Demikian juga yang ditafsirkan oleh Al-Hafidz Ibnu Hajar dan selainnya dari kalangan ulama.
Namun disana ada sebuah hadits yang menunjukkan bahwa yang dimaksud dengan bersandar adalah miring kesebelah kanan atau kiri badannya.
Rasulullah shalallahu ‘alaihi wasallam bersabda,
ألا أُنَبِّئُكم بأكبر الكبائر؟ ثلاثًا: الإشراك بالله، وعقوق الوالدين، وشهادة الزور – أو قول الزور))، وكان رسول الله – صلَّى الله عليه وسلَّم – مُتَّكِئًا، فجلَس، فما زال يُكرِّرها؛ حتى قلنا: ليتَه سَكَتَ
“Maukah aku tunjukkan kepada kalian dengan dosa besar yang paling besar ? (tiga kali)

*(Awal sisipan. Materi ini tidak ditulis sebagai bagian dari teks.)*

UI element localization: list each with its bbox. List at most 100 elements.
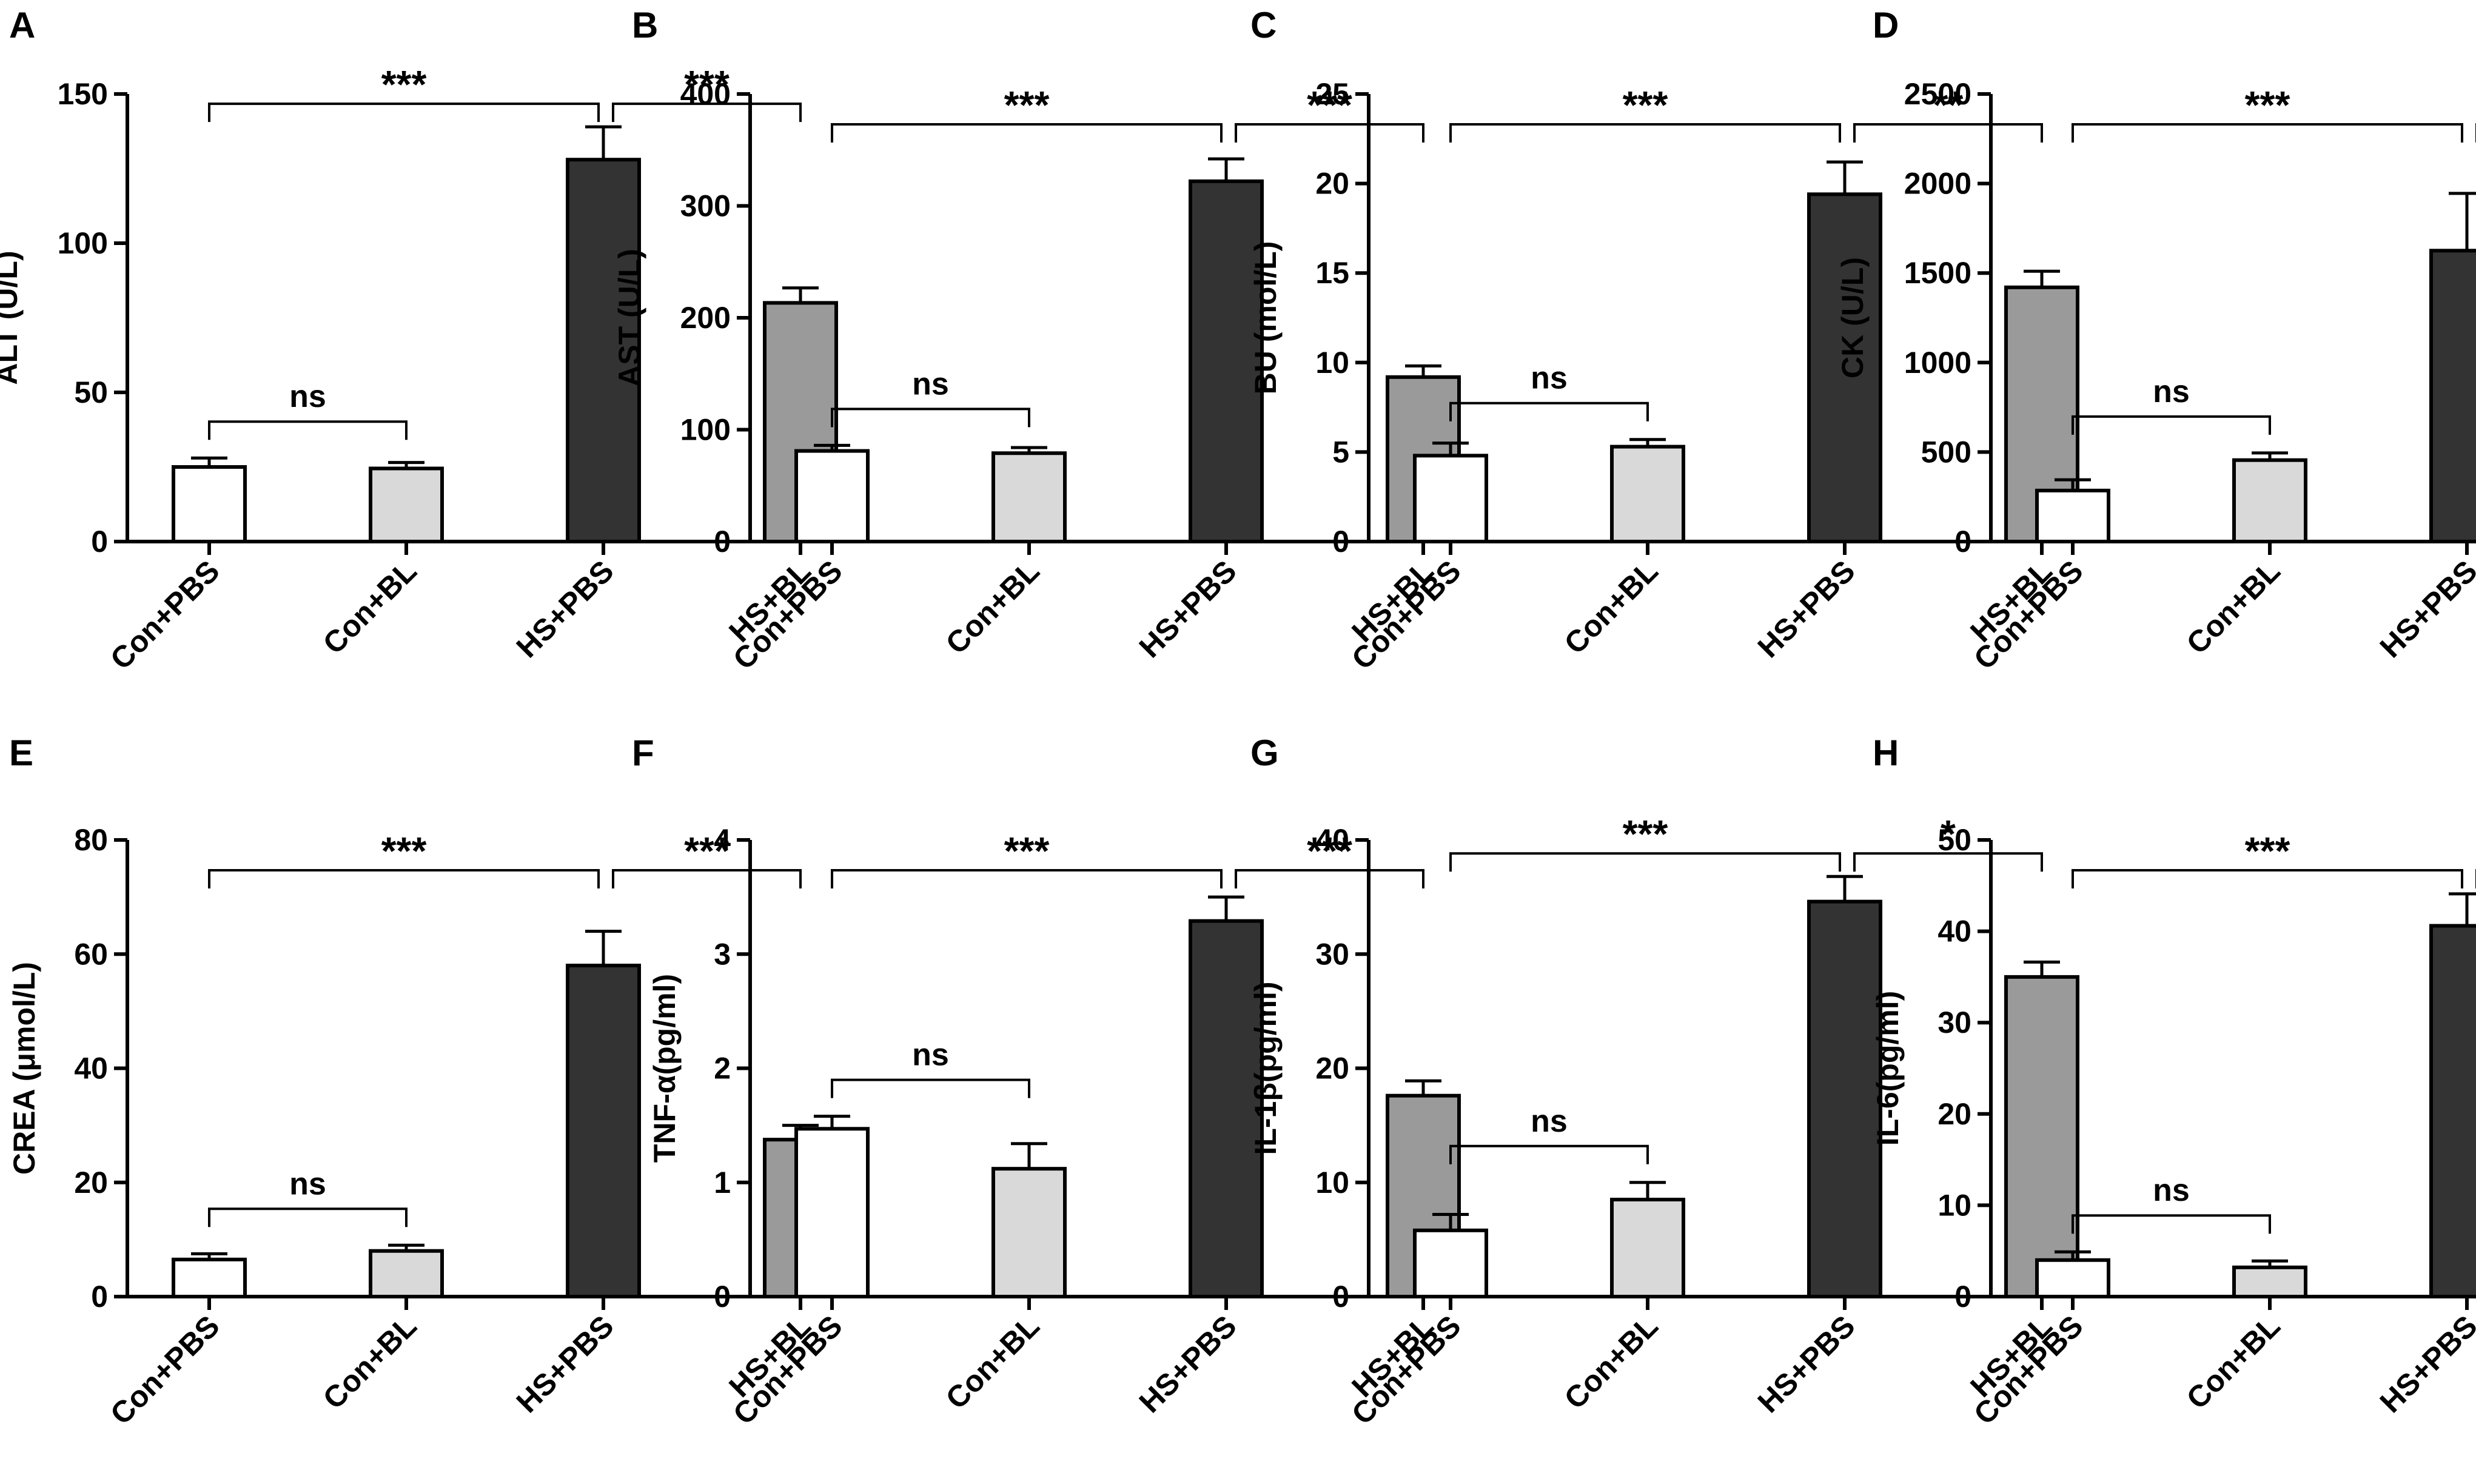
x-tick-label: Con+BL	[317, 1309, 423, 1415]
significance-label: ns	[1531, 1104, 1568, 1139]
bar-con-bl	[369, 1249, 444, 1298]
significance-bracket	[208, 420, 408, 440]
y-tick-label: 100	[58, 226, 108, 260]
significance-label: ***	[684, 829, 730, 873]
y-tick-label: 0	[1954, 525, 1971, 559]
y-tick-label: 2500	[1904, 77, 1971, 111]
bar-hs-pbs	[566, 964, 641, 1298]
y-tick-label: 200	[680, 301, 731, 335]
bar-con-pbs	[2035, 1258, 2110, 1299]
significance-label: ***	[1307, 83, 1352, 127]
bar-con-pbs	[172, 465, 247, 543]
y-tick-label: 40	[1938, 915, 1971, 948]
y-tick-label: 400	[680, 77, 731, 111]
y-tick-label: 60	[74, 937, 108, 971]
significance-label: ***	[684, 62, 730, 106]
x-tick-label: Con+BL	[939, 554, 1046, 660]
y-axis-label: ALT (U/L)	[0, 250, 24, 384]
x-tick-label: Con+BL	[317, 554, 423, 660]
x-tick-label: Con+BL	[2180, 554, 2287, 660]
significance-label: ***	[2245, 83, 2290, 127]
significance-label: ***	[381, 829, 427, 873]
x-tick-label: HS+PBS	[510, 554, 620, 664]
significance-bracket	[208, 869, 600, 888]
y-tick-label: 20	[74, 1166, 108, 1200]
panel-letter: B	[632, 5, 658, 45]
x-tick-label: HS+PBS	[1133, 554, 1243, 664]
y-tick-label: 2000	[1904, 167, 1971, 201]
bar-hs-bl	[2004, 975, 2079, 1298]
y-tick-label: 100	[680, 413, 731, 447]
panel-letter: G	[1250, 733, 1279, 773]
panel-letter: D	[1873, 5, 1899, 45]
y-tick-label: 50	[1938, 823, 1971, 857]
y-tick-label: 0	[714, 525, 731, 559]
significance-label: *	[1941, 812, 1956, 856]
significance-bracket	[1235, 123, 1424, 143]
bar-con-bl	[991, 451, 1067, 543]
y-tick-label: 0	[1954, 1280, 1971, 1314]
significance-bracket	[1449, 1144, 1649, 1164]
significance-label: ***	[1004, 829, 1050, 873]
bar-con-pbs	[2035, 488, 2110, 543]
y-tick-label: 30	[1315, 937, 1349, 971]
significance-bracket	[1449, 852, 1841, 872]
y-tick-label: 0	[1332, 525, 1349, 559]
significance-label: ns	[1531, 361, 1568, 396]
y-axis-label: TNF-α(pg/ml)	[648, 974, 682, 1163]
significance-bracket	[1449, 123, 1841, 143]
y-tick-label: 0	[91, 525, 108, 559]
bar-con-pbs	[172, 1257, 247, 1299]
significance-bracket	[2072, 869, 2463, 888]
x-tick-label: HS+PBS	[2374, 1309, 2476, 1419]
panel-letter: C	[1250, 5, 1277, 45]
x-tick-label: HS+PBS	[2374, 554, 2476, 664]
panel-letter: A	[9, 5, 35, 45]
y-tick-label: 50	[74, 375, 108, 409]
y-tick-label: 1	[714, 1166, 731, 1200]
bar-hs-pbs	[566, 158, 641, 543]
y-tick-label: 150	[58, 77, 108, 111]
panel-letter: H	[1873, 733, 1899, 773]
y-tick-label: 15	[1315, 256, 1349, 290]
x-tick-label: HS+PBS	[510, 1309, 620, 1419]
significance-bracket	[1853, 123, 2043, 143]
x-tick-label: Con+BL	[1558, 1309, 1665, 1415]
y-tick-label: 3	[714, 937, 731, 971]
significance-label: ns	[912, 1038, 949, 1073]
panel-letter: E	[9, 733, 33, 773]
significance-label: ***	[1623, 812, 1668, 856]
bar-hs-pbs	[2429, 249, 2476, 543]
bar-con-bl	[991, 1167, 1067, 1299]
y-axis-label: CREA (μmol/L)	[7, 962, 41, 1175]
significance-label: ns	[289, 1166, 326, 1201]
significance-bracket	[2072, 415, 2271, 435]
x-tick-label: HS+PBS	[1751, 1309, 1862, 1419]
x-tick-label: Con+PBS	[104, 1309, 226, 1431]
bar-con-pbs	[1413, 454, 1488, 544]
bar-con-pbs	[1413, 1228, 1488, 1298]
significance-label: ns	[2153, 374, 2190, 409]
significance-bracket	[612, 869, 802, 888]
y-tick-label: 10	[1938, 1188, 1971, 1222]
significance-label: ***	[2245, 829, 2290, 873]
bar-con-bl	[2232, 1265, 2307, 1299]
bar-con-bl	[2232, 458, 2307, 544]
x-tick-label: Con+PBS	[104, 554, 226, 676]
y-tick-label: 20	[1315, 167, 1349, 201]
x-tick-label: HS+PBS	[1133, 1309, 1243, 1419]
bar-con-pbs	[794, 449, 870, 543]
y-tick-label: 5	[1332, 435, 1349, 469]
significance-bracket	[2072, 1214, 2271, 1234]
significance-bracket	[831, 123, 1223, 143]
y-tick-label: 25	[1315, 77, 1349, 111]
bar-hs-pbs	[1807, 899, 1882, 1298]
significance-bracket	[2072, 123, 2463, 143]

berbuat syirik kepada Allah Ta’ala, dan durhaka kepada kedua orang tua, dan persaksian palsu.”
Disaat itu Rasulullah shalallahu ‘alaihi wasallam bersandar kesamping, lalu beliau duduk. Kemudian beliau selalu mengulanginya dan kami beranggapan : “sungguh seandainya beliau diam.” (HR. Muslim)
Dengan makna bersandar seperti hadits diatas, itulah yang ditafsirkan oleh Syaikh Al-Albani rahimahullah.